Letter From New York October 17, 2010

Or, as it seems to me…

Proceeding south on the train into the city, the Hudson River is framed by the fall foliage, slowly moving to a moment of colorful glory. The weather has changed; now constantly cool. Sweaters have come out of the closet and jackets are required. The northern hemisphere is moving languidly into winter.

Surrounded by this inspiring beauty, it is easy to think of the world as tranquil and peaceful. This makes for good reflecting time.

Last Thursday, the world focused on the rescue of the miners in Chile, pulled out through a narrow hole drilled through nearly half a mile of solid rock in a capsule that was designed with the help of NASA. I found myself going out to the television set in the common area every while or so to watch the progression of the rescue. It was difficult not to feel a rush of emotion, joy at their return to the surface from their particular version of Hades.

Their survival is an impressive and inspiring tale; people, companies, organizations, governments worked together to make this a reality while the world watched on television. All’s well that ends well, said the bard but between the beginning and the ending there were harrowing times for these men, trapped for over two weeks before being discovered – a swath of red paint they sprayed on the piercing drill the first indication that life remained below. Attached to the end of the drill bit were bits of notes to loved ones.

They had lived below in darkness and in fear, surviving on starvation rations of what little they had when originally trapped, terrified that they might descend to cannibalism. Out of this miasma of terror and fear, they organized themselves and became an example to the world of comradeship and fraternity. After contact, they asked for a statue of the Virgin Mary and other religious articles to organize a shrine in one part of their cave home. One man became the captain, another the spiritual leader, another became the medic, nicknamed Dr. House after the television character, popular in Chile as well as the United States.

Their entire adventure became very real to a global swath of people. A camera was lowered into their cavern and we saw glimpses of their world, met men in real time living a real drama. We saw them sweat, we saw them live and witnessed their conversations with their loved ones. We were not just on the surface watching passively, we were in the cave with them, getting to know them before we knew whether they would live or not. Rescue was not guaranteed.

Their story became a local story almost everywhere. Video provides a path to intimacy and with intimacy comes investment, caring and engagement. That’s what I felt when I watched the rescue, engaged in the lives of men faraway but close because I could see and hear and thus become part of their world.

Their story has been inspiring, their rescue a feat of technology and ingenuity. The whole tale reflects man at his best. Yet to be dealt with are the causes of the tale, the dangers in the mine that resulted in the cave-in. We will watch these men, now national celebrities in their homeland and will wonder about them as they move forward, back into life. One will have to deal with his wife and mistress both meeting each other in Camp Hope, the tent town that grew to contain the waiting and watching relatives.
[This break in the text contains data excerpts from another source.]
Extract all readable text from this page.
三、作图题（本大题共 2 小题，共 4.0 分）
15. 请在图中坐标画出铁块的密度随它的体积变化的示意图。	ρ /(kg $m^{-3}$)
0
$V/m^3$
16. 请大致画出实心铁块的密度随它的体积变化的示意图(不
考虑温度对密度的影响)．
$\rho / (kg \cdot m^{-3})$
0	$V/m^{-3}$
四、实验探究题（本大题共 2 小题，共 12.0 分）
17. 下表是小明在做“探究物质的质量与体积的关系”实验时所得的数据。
Another has been offered a contract on a Chilean television network. Senor Sepulveda captured the heart of a nation as he gave video tours of their underground world.

Video is becoming the lingua franca of the modern world. If a picture is worth a thousand words then a story told in video is more than a novel. Twenty years ago the story of the Chilean trapped miners would probably not have been an international sensation. Putting cameras into their dire circumstances changed all that. We got to know them before knowing the outcome. They were the real reality show.